Before 1846, Valentines were handmade affairs, and although popular, were not widely exchanged. But after mass production made fancy papers available, the elaborate lace cards with ribbons, flowers, and romantic sentiments took Victorian society by storm.
The Valentine reached its height of popularity in the late 1800s and young lovers on both sides of the Atlantic found this February holiday more exciting than Christmas. Some of the most fashionable illustrations and designs for moving cards came from the artist Kate Greenaway.
The cards were sent anonymously to protect the reputation of sender and recipient. In some cases this could lead to embarrassing misunderstandings.

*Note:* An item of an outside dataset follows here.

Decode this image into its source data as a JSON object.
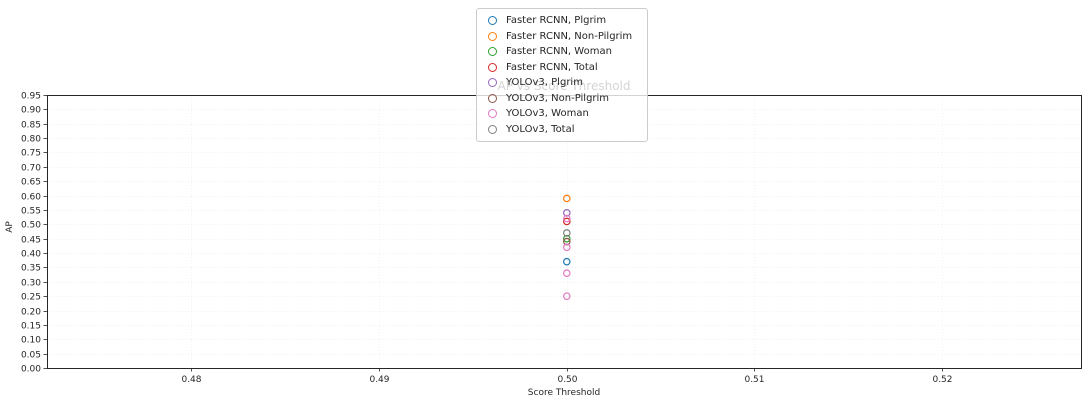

In the 2007 television drama Cranford, modeled after Elizabeth Gaskell’s novel of the same name, Miss Caroline Tomkinson believed the young doctor had proposed to her after receiving an anonymous Valentine with a reference to medicine!
Here are some examples of the greetings one might read in a Victorian Valentine:
- In love I hope to conquer.
- Accept this as a tribute of my undying affection.
- Forget Thee! Never. E’en time will never from my heart thy much-loved image blot, though every other dream depart, thou wilt not be forgot.
- My heart is yours.
- Let’s strike a match!
Symbolism of Flowers in Victorian Literature
The imagery of the card was as important as the sentiments. Since the Victorians gave so much significance to flowers, the posies on a Valentine might speak louder than a thousand words. Roses signified true love. Daisies showed innocence, pansies consideration or heart’s ease. Ivy denoted fidelity and hydrangea heartlessness.
The following quotes show the frequency of flowers as symbols in Victorian society:
- “[He] offered Rose a quaint little nosegay of pansies. “Heart’s-ease, do you think I need it?” she asked, looking up with sudden sobriety.” ~Rose in Bloom, L.M. Alcott (1876).
- “He found Mary in the garden gathering roses and sprinkling the petals on a sheet.” Since the conversation is about to involve a discussion of Mary’s love, setting her among the roses was highly symbolic on Eliot’s part. ~Middlemarch, George Eliot (1874).
- “”I would far rather have two or three lilies of the valley gathered for me by a person I like, than the most expensive bouquet that could be bought!'” ~Wives & Daughters, E. Gaskell (1866).
- “Flora, whom he had left a lily, had become a peony”¦” ~Little Dorrit, Charles Dickens (1857). Lilies typified virginity and maiden charms while the peony bore, among other meanings, shame.
Reviving Victorian Customs
The custom of sending Valentines waned at the end of the 19th century. It did not revive until post-WWII. Even now a Valentine’s Day card is often associated with cheap, garish-hued notes that elementary-school kids exchange rather than with an expression of true love. But given the recurring interest in the Victorian era, perhaps the elaborate lace and floral love notes will make a comeback.